建築板金技能士 女性3人合格 藤谷さん 胆振管内初の1級取得 苫金属板工業協同組合
「建築板金技能士」の1級に合格した藤谷さん(中央)と2級の岩渕さん(右)、庭田さん(左)

 苫小牧金属板工業協同組合(梨木仁理事長)加盟の企業から、国家資格「建築板金技能士(内外装板金作業)」の1級と2級に女性3人が合格した。同組合で複数の女性が同資格を同時取得するのは初で、うち1人が胆振管内の女性としては初めて難関の1級に認定。関係者は「現場に女性が増えるきっかけになれば」と期待している。

 10月4日付で、1級を三曻(安平町)の藤谷優由さん(25)が取得。藤谷さんは3年前2級に合格し、同組合初の女性技能士となり、1級受験に必要な実務3年間の経験を経て、最速で1級合格を達成した。
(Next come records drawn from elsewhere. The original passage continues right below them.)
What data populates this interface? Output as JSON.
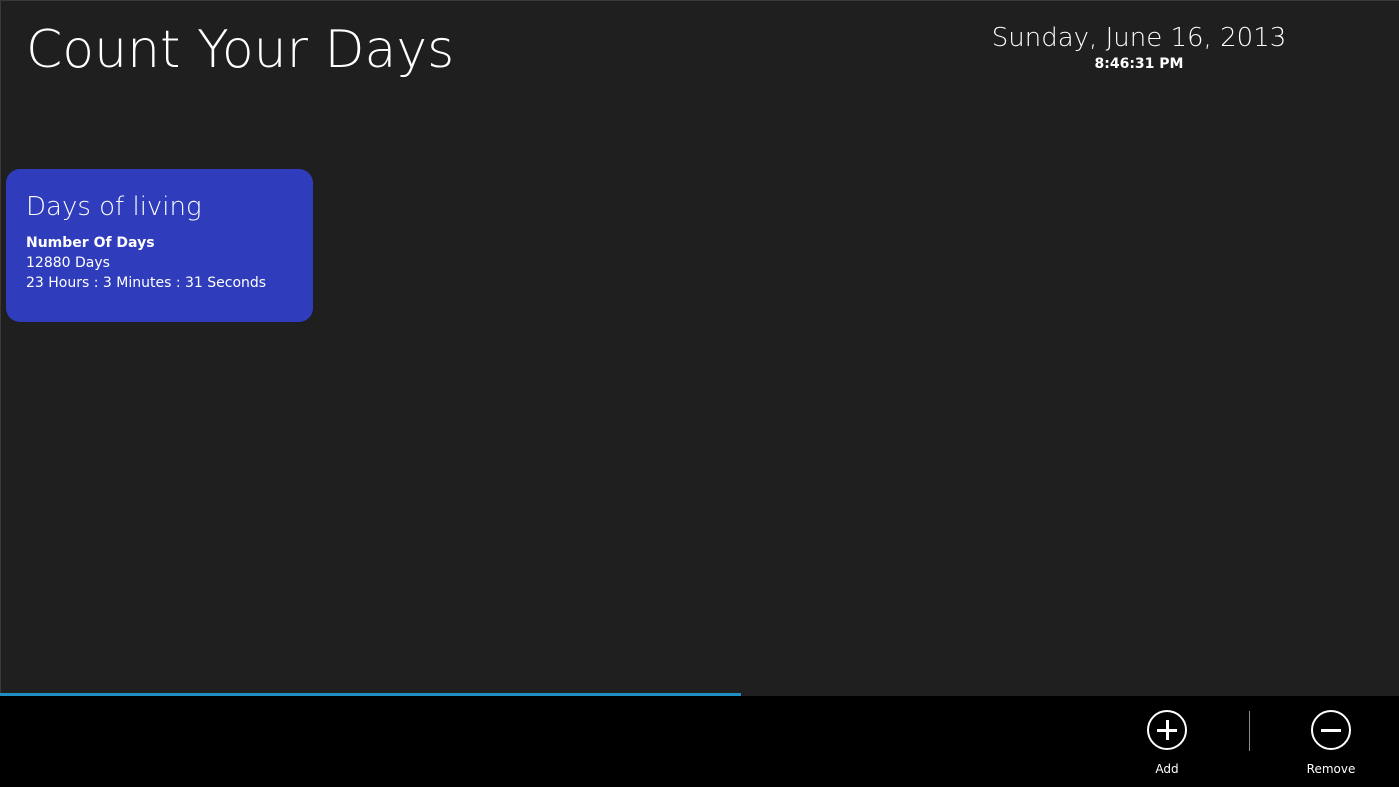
{
  "app": {
    "title": "Count Your Days"
  },
  "clock": {
    "date": "Sunday, June 16, 2013",
    "time": "8:46:31 PM"
  },
  "tiles": [
    {
      "title": "Days of living",
      "heading": "Number Of Days",
      "days": "12880 Days",
      "time": "23 Hours : 3 Minutes : 31 Seconds",
      "color": "#2f3dbd"
    }
  ],
  "progress": {
    "value_percent": 53,
    "color": "#1d8fc4"
  },
  "appbar": {
    "add_label": "Add",
    "add_icon": "add-circle-icon",
    "remove_label": "Remove",
    "remove_icon": "remove-circle-icon"
  }
}
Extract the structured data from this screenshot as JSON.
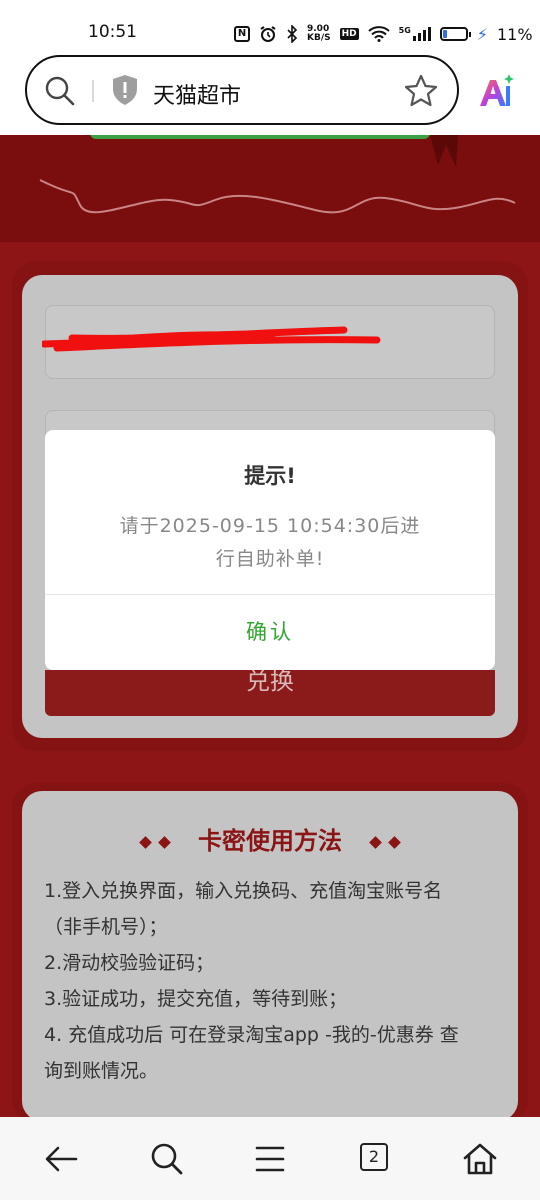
{
  "status_bar": {
    "time": "10:51",
    "speed_value": "9.00",
    "speed_unit": "KB/S",
    "hd": "HD",
    "net": "5G",
    "battery": "11%"
  },
  "address_bar": {
    "text": "天猫超市"
  },
  "form": {
    "exchange_button": "兑换"
  },
  "dialog": {
    "title": "提示!",
    "message_line1": "请于2025-09-15 10:54:30后进",
    "message_line2": "行自助补单!",
    "confirm": "确认"
  },
  "instructions": {
    "title": "卡密使用方法",
    "lines": [
      "1.登入兑换界面，输入兑换码、充值淘宝账号名",
      "（非手机号）；",
      "2.滑动校验验证码；",
      "3.验证成功，提交充值，等待到账；",
      "4. 充值成功后 可在登录淘宝app -我的-优惠券 查",
      "询到账情况。"
    ]
  },
  "bottom_nav": {
    "tab_count": "2"
  },
  "colors": {
    "page_red": "#8e1515",
    "card_gray": "#c4c4c4",
    "confirm_green": "#2fa82f",
    "title_red": "#8b1414"
  }
}
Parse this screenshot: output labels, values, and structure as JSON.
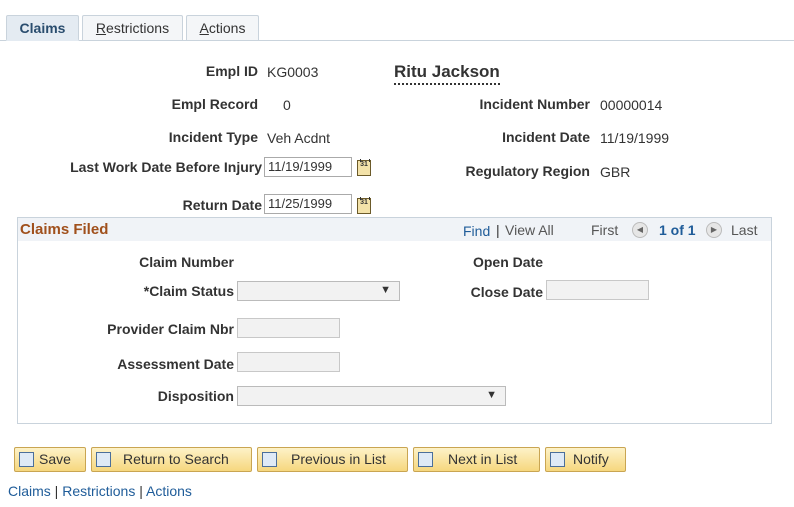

2級には、いずれもサトウ工業(苫小牧市あけぼの町)の岩渕琴美さん(33)と庭田鈴音さん(34)が合格した。

 同組合によると、1級は建設工事に必要な許可をすぐに取れたり、現場の責任者になれたりするなど、公共工事を請け負う多くの現場で必須な資格。多くは30代半ばで得ているという。2級は取ることで専門職の「板金工」として扱われるようになる。組合加盟の各社に技能士約70人がいるが、これまでほとんど男性だった。

 藤谷さんは、高校卒業後に父が経営する三曻に入社。「加工の手伝いは小さいころから」と幼少期から板金に慣れ親しんできた。会社では主に住宅の屋根張り作業に関わりながら腕を磨いてきたが、1級の試験は「全部レベルが違った」。休日や終業後に苦手な実技工程を練習して1級をつかみ取り「自分で建てた家のインテリアを造るのが夢。まだ完璧ではないので、もっとできるように頑張りたい」と展望する。

 岩渕さんは苫小牧地域職業訓練センターの職人育成応援事業を修了し、サトウ工業へ入社。子育てと両立しながら資格取得に臨み、「時間の使い方が上手になった」と笑う。同社で図面の製作なども担う庭田さんも「先輩がみんな(技能士に)なっているのを見て面白そうだと思っていた。資格を持つことで『おっ』と(尊敬の)反応をされることもある」と話す。

 今月3日には同センターで技能士表彰書の授与式が行われた。同組合の梨木理事長は「男性でもハードルが非常に高い資格を取ってくれてうれしい」と感激しつつ、「板金の業界は離職率が高いのが現実。資格があることで、業界に今後も残ってくれるのでは」と願っていた。